Les autorités, comme d’habitude, ne nous ont pas laissé le choix mais nous ont bien vendu l’idée. Désormais, les maisons de retraite sont interdites sur terre. Les vieux finiront leurs jours dans une station spatiale qui sera mise sur orbite autour de la planète : « Ce sera une nouvelle expérience, ont scandé les autorités, vous découvrirez votre planète comme jamais vous ne l’avez vue ! » Ce n’est pas parce qu’on est vieux qu’on est con. Mon imbécile de fils a marché à fond dans cette absurdité : Il est arrivé un jour chez moi en criant : « Maman, Maman ! Bonne nouvelle ! Tu pars pour l’espace ! ». Il faut dire que l’idée arrange tout le monde. Depuis l’épidémie du covid-19, on se méfie des vieux qui collectionnent le virus et du personnel soignant qui pourrait le transmettre. On nous a donc équipé d’un casque, d’une combinaison spatiale et nous avons embarqué, nous les vieillards choisis pour habiter la première maison de retraite spatiale. Le début du voyage fut pénible. La fusée qui devait nous permettre de rejoindre la station spatiale était si puissante qu’au décollage j’ai cru que j’allais avaler mon dentier. Depuis, dans la station de retraite, nous nous adaptons vaille que vaille à nos nouvelles conditions de vie. Evidemment, les visites sont rares. Nos familles restées sur terre culpabilisent alors qu’à nous, elles manquent. Le problème, c’est la promiscuité. Des centaines de vieillards, du personnel hospitalier et des membres d’équipage dans une station spatiale c’est trop. Nous sommes trente dans ma chambre dont Huguette, 75 ans, qui claironne sans arrêt que ses enfants ont fait de brillantes études puisque son fils aîné travaille à la NASA et que le cadet est spationaute à Baïkonour. Pour échapper à sa logorrhée, il suffit de se boucher les oreilles ou de devenir sourd, une qualité tout à fait accessible à mon âge mais le plus grand risque est ailleurs. Nos cerveaux son tellement proches et fragiles que les pensées des autres risquent de nous contaminer. La pandémie de la pensée unique nous guette. C’est pourquoi, je passe beaucoup de temps auprès des jeunes infirmiers. J’accueille avec délectation leurs histoires d’amour et leurs souvenirs érotiques.
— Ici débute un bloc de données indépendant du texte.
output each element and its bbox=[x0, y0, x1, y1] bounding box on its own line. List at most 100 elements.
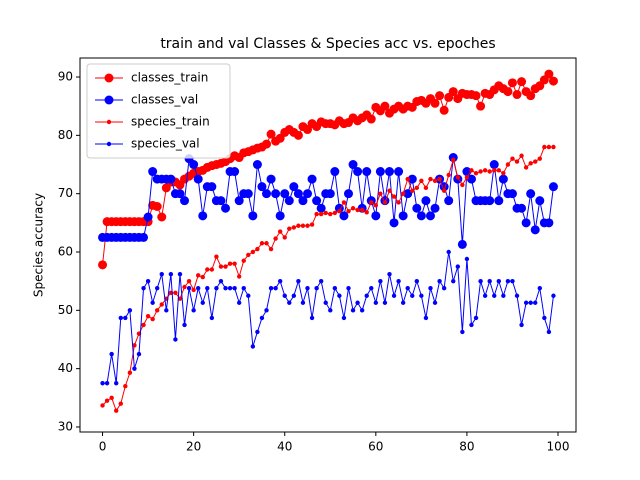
data-point bbox=[118, 315, 123, 321]
data-point bbox=[198, 211, 208, 221]
data-point bbox=[205, 267, 210, 272]
data-point bbox=[432, 178, 438, 184]
data-point bbox=[246, 252, 251, 258]
x-tick-label: 80 bbox=[459, 440, 474, 454]
data-point bbox=[551, 293, 556, 298]
data-point bbox=[300, 223, 306, 228]
data-point bbox=[478, 278, 483, 284]
data-point bbox=[250, 344, 256, 349]
data-point bbox=[173, 337, 178, 342]
data-point bbox=[373, 300, 379, 305]
data-point bbox=[200, 274, 205, 280]
data-point bbox=[489, 160, 499, 170]
data-point bbox=[428, 176, 433, 182]
data-point bbox=[141, 322, 146, 328]
data-point bbox=[346, 285, 351, 291]
data-point bbox=[464, 256, 470, 262]
data-point bbox=[544, 69, 554, 79]
data-point bbox=[307, 174, 317, 184]
data-point bbox=[332, 210, 338, 216]
data-point bbox=[423, 185, 429, 191]
data-point bbox=[259, 315, 265, 321]
y-tick-label: 30 bbox=[58, 419, 73, 433]
y-tick-label: 90 bbox=[58, 70, 73, 84]
plot-frame bbox=[79, 57, 577, 433]
data-point bbox=[514, 293, 520, 298]
data-point bbox=[444, 196, 454, 206]
data-point bbox=[109, 351, 114, 357]
data-point bbox=[521, 218, 531, 228]
data-point bbox=[243, 189, 253, 199]
data-point bbox=[391, 293, 397, 298]
data-point bbox=[446, 249, 451, 255]
data-point bbox=[492, 168, 497, 173]
data-point bbox=[382, 300, 388, 305]
data-point bbox=[362, 167, 372, 177]
data-point bbox=[191, 308, 196, 313]
data-point bbox=[193, 174, 203, 184]
data-point bbox=[118, 401, 123, 406]
data-point bbox=[341, 315, 347, 321]
data-point bbox=[405, 285, 410, 291]
data-point bbox=[277, 229, 283, 234]
data-point bbox=[355, 207, 360, 213]
data-point bbox=[282, 293, 287, 298]
data-point bbox=[223, 285, 228, 291]
data-point bbox=[448, 153, 458, 163]
data-point bbox=[382, 200, 388, 205]
data-point bbox=[309, 222, 315, 227]
legend-marker bbox=[106, 141, 112, 147]
data-point bbox=[209, 315, 215, 321]
data-point bbox=[455, 264, 461, 269]
data-point bbox=[189, 160, 199, 170]
data-point bbox=[273, 236, 278, 241]
chart-title: train and val Classes & Species acc vs. … bbox=[160, 36, 495, 52]
data-point bbox=[143, 212, 153, 222]
data-point bbox=[466, 174, 476, 184]
data-point bbox=[323, 210, 328, 216]
data-point bbox=[268, 246, 274, 252]
data-point bbox=[457, 239, 467, 249]
x-tick-label: 0 bbox=[99, 440, 107, 454]
data-point bbox=[205, 285, 210, 291]
data-point bbox=[451, 157, 456, 163]
data-point bbox=[348, 160, 358, 170]
data-point bbox=[293, 189, 303, 199]
legend-box bbox=[86, 63, 231, 159]
data-point bbox=[232, 285, 237, 291]
data-point bbox=[127, 370, 133, 375]
data-point bbox=[526, 189, 536, 199]
data-point bbox=[469, 322, 474, 328]
data-point bbox=[542, 315, 547, 321]
data-point bbox=[257, 182, 267, 192]
data-point bbox=[166, 174, 176, 184]
data-point bbox=[175, 189, 185, 199]
data-point bbox=[369, 200, 374, 205]
series-line bbox=[102, 146, 554, 412]
data-point bbox=[145, 313, 151, 319]
data-point bbox=[364, 210, 369, 215]
data-point bbox=[350, 206, 356, 211]
data-point bbox=[195, 285, 201, 291]
data-point bbox=[305, 285, 310, 291]
data-point bbox=[168, 271, 174, 277]
data-point bbox=[100, 381, 105, 386]
data-point bbox=[501, 171, 506, 176]
data-point bbox=[519, 153, 524, 158]
data-point bbox=[403, 189, 413, 199]
x-tick-label: 40 bbox=[277, 440, 292, 454]
data-point bbox=[441, 188, 447, 193]
data-point bbox=[546, 144, 552, 150]
data-point bbox=[455, 175, 461, 180]
data-point bbox=[398, 211, 408, 221]
data-point bbox=[476, 101, 486, 111]
data-point bbox=[305, 223, 310, 228]
data-point bbox=[262, 139, 272, 149]
data-point bbox=[400, 300, 406, 305]
data-point bbox=[353, 167, 363, 177]
data-point bbox=[218, 264, 224, 269]
data-point bbox=[496, 278, 501, 284]
data-point bbox=[136, 351, 142, 357]
data-point bbox=[296, 223, 301, 228]
data-point bbox=[159, 271, 164, 277]
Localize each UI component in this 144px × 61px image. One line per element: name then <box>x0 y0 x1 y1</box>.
Quand mon cerveau est trop proche de celui d’un gâteux qui radote, j’actionne mes cloisons étanches, mes barrières intelligentes et je pense aux jours heureux et lointains. Piètres défenses contre la pensée unique et volubile des vieux qui ressassent leur vie jour et nuit dans l’espoir d’y trouver une pépite d’or. Pas facile d‘échapper à la pensée unique quand on est confiné dans un espace minuscule. J’ai demandé au personnel de bord l’autorisation de rester quelques minutes à l’extérieur de la station avec l’équipement adéquat mais on m’a refusé catégoriquement toute sortie. Les seuls qui sont autorisés à quitter la station sont les morts car des dizaines de cercueils regagnent la terre tous les jours pour être enterrés et pleurés.

Aujourd’hui, je mange à la cafétaria avec la centaine vieillards de la maison de retraite. Et ce qui devait arriver arriva : Je viens de penser : « Tout était mieux quand j’étais jeune ». Catastrophe !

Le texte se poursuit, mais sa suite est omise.